Friday 16 October 2009

Lo zen e l'arte del babysitteraggio

Fermo immagine: un bimbo di quattro mesi se ne sta beato a pancia in su, su un materasso appoggiato sul pavimento del salotto, muove la gambette grassoccie per aria e sorride ignaro al fratello di 3 anni più grande che, salito in piedi sul divano, sta prendendo le misure per inchiodarlo al suolo come in un incontro di wrestling.
Questa scena si svolge sotto gli occhi di altre due persone presenti nella stanza: Noah, il terzo componente della nidiata, che dall’alto dei suoi 2 anni quasi compiuti vorrebbe gettarsi nella mischia, e la babysitter che riesce a immobilizzarla nel tentativo di infilarle una maglietta.

La babysitter sono io. E non ho tempo di pensare prima di agire.
Recupero Ariel in volo prima dello slam down e cerco di spiegargli che Nathan è ancora troppo piccolo per qualsiasi tipo di arte marziale.

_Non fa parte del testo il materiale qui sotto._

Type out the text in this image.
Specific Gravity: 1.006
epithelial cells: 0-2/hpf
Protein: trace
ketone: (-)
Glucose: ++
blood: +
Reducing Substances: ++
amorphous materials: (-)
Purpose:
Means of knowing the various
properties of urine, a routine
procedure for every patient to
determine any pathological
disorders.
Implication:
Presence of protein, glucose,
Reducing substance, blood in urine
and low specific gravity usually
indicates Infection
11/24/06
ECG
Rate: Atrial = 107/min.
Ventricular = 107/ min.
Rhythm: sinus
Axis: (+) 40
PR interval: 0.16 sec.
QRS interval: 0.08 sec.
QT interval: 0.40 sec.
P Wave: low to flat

Cosa ci fa un bebè da solo su un materasso? Cosa ci fa un materasso in salotto? Dov’è la mamma di tutte e 3 le creature? Cosa c’entro io con tutto questo?
Mentre faccio mente locale, la mamma arriva, tazza di tè fumante in mano, si appoggia allo stipite della porta, sorride alla vista del simpatico quadretto e mi dice, riferendosi al materasso “questo sarà il gioco dell’inverno, non vedi come si divertono?” ...Avessi visto come mi divertivo io, 30 secondi fa…

Avete mai lavorato con i bambini? Che espressione curiosa… i bambini, beati loro, non sono ancora tenuti a lavorare… il problema è che sono svegli almeno 12 ore al giorno e se un adulto viene pagato per passare del tempo con loro è tenuto essenzialmente a preservarne l’incolumità. Perché i bambini sono esseri indifesi che provano particolare attrazione per le missioni suicide.

La situazione che si viene a creare è questa: il datore di lavoro, solitamente il genitore, illustra alla babysitter quali saranno i suoi compiti e, con l’obiettivo di terrorizzarla, comincia a descriverle una serie di scenari agghiaccianti: incidenti domestici e non di cui il bambino è inconsapevole causa e innocente vittima. Se la babysitter risulta difficilmente impressionabile e accetta la sfida, con le congratulazioni dell’ufficio del personale, viene portata alla presenza del boss, aka “il minore”.
Inizia così un gioco perverso in cui il bambino si impegna a portare l’adulto cui è stato affidato sull’orlo dell’esaurimento nervoso mentre la babysitter si rifiuta di credere di essere comandata a bacchetta da una persona che è più nuova della sua t-shirt preferita.
Provate a inseguire un bambino che corre nudo per casa brandendo i suoi vestiti senza potere intimargli l’alt né legarlo al letto. Perché i bambini di oggi, a quanto pare, sono molto più indipendenti di quanto fossimo noi una ventina di anni fa, e non accettano né consigli né tanto meno ordini. Mai. Ci sono giornate in cui Noah, che ha un vocabolario di 15 parole ma sa come farsi capire, riduce la nostra conversazione a una serie infinita di variazioni di “no”. Qualsiasi cosa io dica, lei risponde “no” o “nein”, in un infinita gamma di modulazioni e tonalità che toccano gli ultrasuoni quando è parecchio scocciata dalle mie assillanti richieste…
Ci vuole pazienza, una scorta inesauribile di pazienza.
Perché stare dietro a due bambini, quando sei una persona normodotata che dispone solo di un paio di occhi, un set di orecchie e due mani con pollice opponibile, è un bello sport. Uno sport estremo.
Quanto vorrei avere un telecomando e metterli in pausa, ogni tanto, o, quando si mette proprio male, puntarmelo addosso e spegnermi. Vi faccio un esempio:



Quello della babysitter è il lavoro più difficile che esista, o almeno il più difficile che io abbia provato. Perché, volente o nolente, al tuo boss ti ci affezioni, trasgredendo la regola aurea che, in cambio di relativa tranquillità, impone di non mischiare mai affari e affetti.

Stare con i bambini può essere anche piacevole: se ne avete l’occasione, osservate un bambino giocare… E pensate che anche voi, ai tempi dell’asilo eravate così: sveglissimi, con una mente brillante, un’immaginazione sconfinata e fortissime passioni. Dopo anni di logorio, qualcosa di questo bagaglio è rimasto?